# Leonardo Leo (1694-1744)



## presto

Bet you've never heard of him!
What a find, I've recently purchased his 6 cello concertos (1737/8) and I cant stop playing them, they are absolute gems! 
He didn't compose much instrumental music, being mainly a successful opera composer, but he sure knew how to put together a fine concerto.
Dare I say these are much more interesting and extended works than similar concertos composed by Vivaldi at around the same time.










http://www.musicweb-international.com/classrev/2006/May06/Leo_Cello_CDDCA1169.htm


----------



## HarpsichordConcerto

Good catch, presto. I have these six cello concertos by Leo, plus other works including a couple of operas. Mine performed by Orchestra Van Wassenaer (on period instruments). Very lyrical pieces, which obviously showed his gift as a composer for the human voice.


----------



## Sid James

Thanks for posting, *presto*, just listening to one of his cello concertos now on youtube with the masterful Anner Bylsma. Haydn's first concerto esp. comes to mind a bit, actually quite a lot in some ways...


----------



## presto

HarpsichordConcerto said:


> Good catch, presto. I have these six cello concertos by Leo, plus other works including a couple of operas. Mine performed by Orchestra Van Wassenaer (on period instruments). Very lyrical pieces, which obviously showed his gift as a composer for the human voice.

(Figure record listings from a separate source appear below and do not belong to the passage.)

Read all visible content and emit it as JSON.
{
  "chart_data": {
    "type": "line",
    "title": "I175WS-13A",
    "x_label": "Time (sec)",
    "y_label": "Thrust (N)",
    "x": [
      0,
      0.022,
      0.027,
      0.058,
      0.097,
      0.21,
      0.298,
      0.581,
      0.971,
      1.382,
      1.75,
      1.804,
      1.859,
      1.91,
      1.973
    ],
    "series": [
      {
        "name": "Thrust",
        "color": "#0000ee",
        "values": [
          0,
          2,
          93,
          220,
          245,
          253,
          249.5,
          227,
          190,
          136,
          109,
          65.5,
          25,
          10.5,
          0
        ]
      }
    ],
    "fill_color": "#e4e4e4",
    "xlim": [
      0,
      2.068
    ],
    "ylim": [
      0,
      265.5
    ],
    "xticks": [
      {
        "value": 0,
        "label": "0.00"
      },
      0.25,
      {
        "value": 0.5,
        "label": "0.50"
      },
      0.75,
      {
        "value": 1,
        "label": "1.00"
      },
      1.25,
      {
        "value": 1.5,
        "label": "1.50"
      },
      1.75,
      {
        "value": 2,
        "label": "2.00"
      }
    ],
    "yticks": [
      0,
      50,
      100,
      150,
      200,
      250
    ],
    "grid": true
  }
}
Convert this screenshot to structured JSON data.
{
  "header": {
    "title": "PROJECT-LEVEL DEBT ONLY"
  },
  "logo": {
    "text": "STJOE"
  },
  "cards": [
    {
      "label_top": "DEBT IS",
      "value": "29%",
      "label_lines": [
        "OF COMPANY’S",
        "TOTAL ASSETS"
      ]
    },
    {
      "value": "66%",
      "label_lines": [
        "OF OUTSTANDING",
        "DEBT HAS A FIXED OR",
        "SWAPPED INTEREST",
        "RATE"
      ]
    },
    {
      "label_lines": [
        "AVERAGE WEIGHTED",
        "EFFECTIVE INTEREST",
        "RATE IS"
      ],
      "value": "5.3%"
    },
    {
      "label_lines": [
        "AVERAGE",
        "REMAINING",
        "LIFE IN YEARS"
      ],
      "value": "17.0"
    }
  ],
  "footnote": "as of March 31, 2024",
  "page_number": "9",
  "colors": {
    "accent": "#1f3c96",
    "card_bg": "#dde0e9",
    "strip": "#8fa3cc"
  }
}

Good one, it's interesting my performances aren't on period instruments, but as with most modern orchestras these days they've been influenced by the authentic movement and use very little vibrato with quite a lean string tone and lively tempos in the faster movements.
The English chamber orchestra certainly sound very much at home in this wonderful music.


----------



## hocket

Yeah, I've got the Bylsma version of the cello concertos and L'Alidoro which are both great. Another recording of his I really like is this:


----------



## Guest

Sol Gabetta includes a cello concerto (in D, 1738) from Leo Leonardo on her latest album - "Il Progetto Vivaldi 2". Must be Leo Leo's big comeback year.


----------